Molly the rectory collie has decided to reach puberty this week - so we have something like three weeks of walking her on a lead, fighting off overly-interested dogs and generally not being able to do 'the usual' when it comes to dog ownership. She spent a bring-and-share lunch today cooped up in the rabbit run in the garden. It is a very big rabbit run!

But development, whether human or canine, is not designed for our convenience.

It's designed to make us grow, gain experience, achieve new levels and types of maturity.

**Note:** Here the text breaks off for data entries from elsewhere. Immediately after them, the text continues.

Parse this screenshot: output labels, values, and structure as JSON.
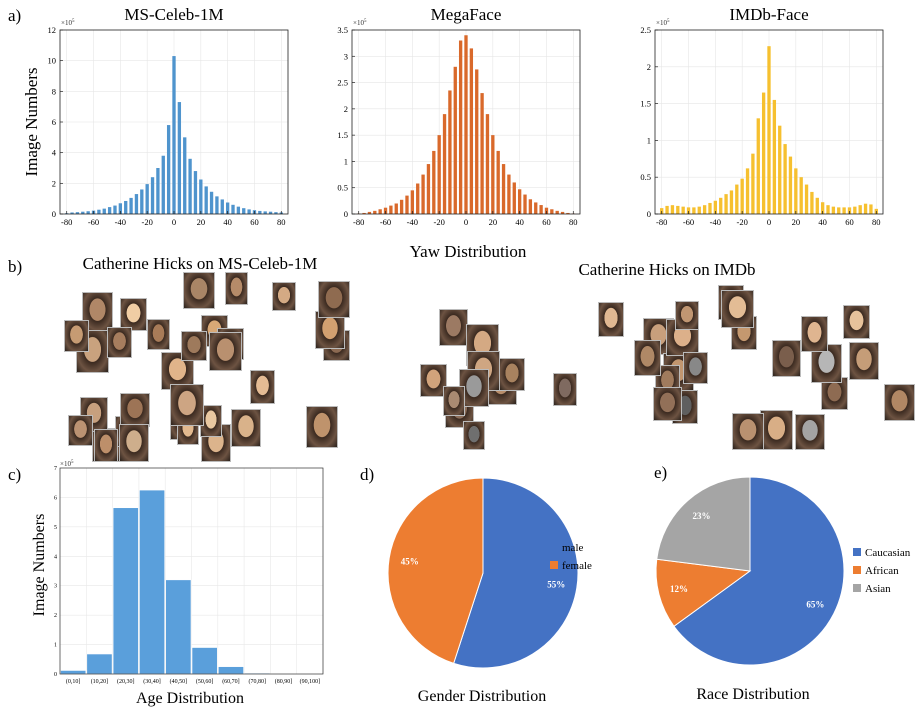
{
  "panels": {
    "a": {
      "tag": "a)",
      "ylabel": "Image Numbers",
      "xlabel": "Yaw Distribution"
    },
    "b": {
      "tag": "b)",
      "left_title": "Catherine Hicks on MS-Celeb-1M",
      "right_title": "Catherine Hicks on IMDb"
    },
    "c": {
      "tag": "c)"
    },
    "d": {
      "tag": "d)"
    },
    "e": {
      "tag": "e)"
    }
  },
  "chart_data": [
    {
      "id": "yaw-ms",
      "type": "bar",
      "title": "MS-Celeb-1M",
      "color": "#4f94cd",
      "xlim": [
        -85,
        85
      ],
      "ylim": [
        0,
        12
      ],
      "exponent": "×10^5",
      "x_ticks": [
        -80,
        -60,
        -40,
        -20,
        0,
        20,
        40,
        60,
        80
      ],
      "y_ticks": [
        0,
        2,
        4,
        6,
        8,
        10,
        12
      ],
      "x": [
        -80,
        -76,
        -72,
        -68,
        -64,
        -60,
        -56,
        -52,
        -48,
        -44,
        -40,
        -36,
        -32,
        -28,
        -24,
        -20,
        -16,
        -12,
        -8,
        -4,
        0,
        4,
        8,
        12,
        16,
        20,
        24,
        28,
        32,
        36,
        40,
        44,
        48,
        52,
        56,
        60,
        64,
        68,
        72,
        76,
        80
      ],
      "values": [
        0.05,
        0.1,
        0.12,
        0.15,
        0.18,
        0.22,
        0.28,
        0.35,
        0.45,
        0.55,
        0.7,
        0.85,
        1.05,
        1.3,
        1.6,
        1.95,
        2.4,
        3.0,
        3.8,
        5.8,
        10.3,
        7.3,
        5.0,
        3.6,
        2.8,
        2.25,
        1.8,
        1.45,
        1.15,
        0.95,
        0.75,
        0.6,
        0.48,
        0.38,
        0.3,
        0.25,
        0.2,
        0.17,
        0.15,
        0.12,
        0.1
      ]
    },
    {
      "id": "yaw-mega",
      "type": "bar",
      "title": "MegaFace",
      "color": "#d9692b",
      "xlim": [
        -85,
        85
      ],
      "ylim": [
        0,
        3.5
      ],
      "exponent": "×10^5",
      "x_ticks": [
        -80,
        -60,
        -40,
        -20,
        0,
        20,
        40,
        60,
        80
      ],
      "y_ticks": [
        0,
        0.5,
        1,
        1.5,
        2,
        2.5,
        3,
        3.5
      ],
      "x": [
        -80,
        -76,
        -72,
        -68,
        -64,
        -60,
        -56,
        -52,
        -48,
        -44,
        -40,
        -36,
        -32,
        -28,
        -24,
        -20,
        -16,
        -12,
        -8,
        -4,
        0,
        4,
        8,
        12,
        16,
        20,
        24,
        28,
        32,
        36,
        40,
        44,
        48,
        52,
        56,
        60,
        64,
        68,
        72,
        76,
        80
      ],
      "values": [
        0.01,
        0.02,
        0.04,
        0.06,
        0.09,
        0.12,
        0.16,
        0.2,
        0.27,
        0.35,
        0.45,
        0.58,
        0.75,
        0.95,
        1.2,
        1.5,
        1.9,
        2.35,
        2.8,
        3.3,
        3.4,
        3.15,
        2.75,
        2.3,
        1.9,
        1.5,
        1.2,
        0.95,
        0.75,
        0.6,
        0.47,
        0.37,
        0.28,
        0.22,
        0.17,
        0.12,
        0.09,
        0.06,
        0.04,
        0.02,
        0.01
      ]
    },
    {
      "id": "yaw-imdb",
      "type": "bar",
      "title": "IMDb-Face",
      "color": "#f6c02f",
      "xlim": [
        -85,
        85
      ],
      "ylim": [
        0,
        2.5
      ],
      "exponent": "×10^5",
      "x_ticks": [
        -80,
        -60,
        -40,
        -20,
        0,
        20,
        40,
        60,
        80
      ],
      "y_ticks": [
        0,
        0.5,
        1,
        1.5,
        2,
        2.5
      ],
      "x": [
        -80,
        -76,
        -72,
        -68,
        -64,
        -60,
        -56,
        -52,
        -48,
        -44,
        -40,
        -36,
        -32,
        -28,
        -24,
        -20,
        -16,
        -12,
        -8,
        -4,
        0,
        4,
        8,
        12,
        16,
        20,
        24,
        28,
        32,
        36,
        40,
        44,
        48,
        52,
        56,
        60,
        64,
        68,
        72,
        76,
        80
      ],
      "values": [
        0.08,
        0.11,
        0.12,
        0.11,
        0.1,
        0.09,
        0.09,
        0.1,
        0.12,
        0.15,
        0.18,
        0.22,
        0.27,
        0.32,
        0.4,
        0.48,
        0.62,
        0.82,
        1.3,
        1.65,
        2.28,
        1.55,
        1.2,
        0.95,
        0.78,
        0.62,
        0.5,
        0.4,
        0.3,
        0.22,
        0.16,
        0.12,
        0.1,
        0.09,
        0.09,
        0.09,
        0.1,
        0.12,
        0.14,
        0.13,
        0.07
      ]
    },
    {
      "id": "age",
      "type": "bar",
      "title": "",
      "color": "#5a9fdb",
      "xlabel": "Age Distribution",
      "ylabel": "Image Numbers",
      "exponent": "×10^5",
      "ylim": [
        0,
        7
      ],
      "y_ticks": [
        0,
        1,
        2,
        3,
        4,
        5,
        6,
        7
      ],
      "categories": [
        "(0,10]",
        "(10,20]",
        "(20,30]",
        "(30,40]",
        "(40,50]",
        "(50,60]",
        "(60,70]",
        "(70,80]",
        "(80,90]",
        "(90,100]"
      ],
      "values": [
        0.12,
        0.68,
        5.65,
        6.25,
        3.2,
        0.9,
        0.25,
        0.03,
        0.0,
        0.0
      ]
    },
    {
      "id": "gender",
      "type": "pie",
      "title": "Gender Distribution",
      "labels": [
        "male",
        "female"
      ],
      "values": [
        55,
        45
      ],
      "value_labels": [
        "55%",
        "45%"
      ],
      "colors": [
        "#4472c4",
        "#ed7d31"
      ],
      "legend": "right"
    },
    {
      "id": "race",
      "type": "pie",
      "title": "Race Distribution",
      "labels": [
        "Caucasian",
        "African",
        "Asian"
      ],
      "values": [
        65,
        12,
        23
      ],
      "value_labels": [
        "65%",
        "12%",
        "23%"
      ],
      "colors": [
        "#4472c4",
        "#ed7d31",
        "#a5a5a5"
      ],
      "legend": "right"
    }
  ],
  "faces": {
    "left": [
      "#c9a27e",
      "#e0b48a",
      "#b98a63",
      "#d8a876",
      "#a87b58",
      "#cfa37d",
      "#e6c29a",
      "#b08767",
      "#8c6a52",
      "#d2a070",
      "#c48f66",
      "#f0cda4",
      "#9d7456",
      "#bf936c",
      "#dcb48c",
      "#a67d5e",
      "#ceae8c",
      "#b9906f",
      "#e2b98f",
      "#c7a07e",
      "#8f6b50",
      "#d9b28a",
      "#bd8f6a",
      "#e8c7a0",
      "#a98566",
      "#c69b73",
      "#d4aa84",
      "#b58b69",
      "#9e7a5c",
      "#cda583",
      "#e4bb94",
      "#bb9272"
    ],
    "right": [
      "#b88d6a",
      "#9c7a63",
      "#d4a983",
      "#7f6a60",
      "#c89f7c",
      "#a4a4a4",
      "#e0b892",
      "#8c6e5a",
      "#c2966f",
      "#6f6f6f",
      "#dcb08a",
      "#b18764",
      "#cfa682",
      "#a07b5d",
      "#e7c29b",
      "#9a9a9a",
      "#c4986f",
      "#8e6b52",
      "#d8ae86",
      "#b99170",
      "#5f5f5f",
      "#cba07a",
      "#a8825f",
      "#e3bc95",
      "#927058",
      "#c59d78",
      "#b6b6b6",
      "#d1a37b",
      "#af8866",
      "#7a5e4c",
      "#dfb590",
      "#c09672",
      "#a98a72",
      "#888888"
    ]
  }
}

So I suppose that's a good thing.

But it is all a bit inconvenient.

Friday, 14 October 2011

Holiday over...

A ragged end to a week's holiday, as we return and the answering machine and e-mails and lovely folk popping round seep back into life.
A week on a narrowboat, with a little sailing and a lot of just being, is a good holiday. Having no identity other than a person who's on a narrowboat. Or in the cinema. Or at the theatre. Or in the shops. All good things to be.
What did we do?
Sailing to Auchinstarry, to pump out and fill up, with a canalman who used to be broker in the city.
Sailing to Stockingfield Junction in Glasgow, through a pretty deprived area of the city (ah - I have story about that that I must re-tell here on day...).
Meeting eleven hired narrowboats with Swiss canal-buffs all 'doing' the Scottish canals.
Rekindling the children's dislike of clowns - and hopefully letting them glimpse what mime and performance art can actually do (ah - I must blog about minimalist performance art and liturgy sometime)
And coming back, ready for more - including tomorrow's baptism (ah - I must blog about baptism and witchcraft, when it feels right).
(and ah - I must change back the answering machine)
A good holiday!

Sunday, 2 October 2011


The view from a 20 minute walk up the hill - the Clyde Approaches past Cloch Point, looking up to Kilcreggan, Gourock and the Clyde itself.

A little minehunter is pootling down the river, dodging between the ferries and sailing boats.

...and the midges have started to go back to sleep for the autumn!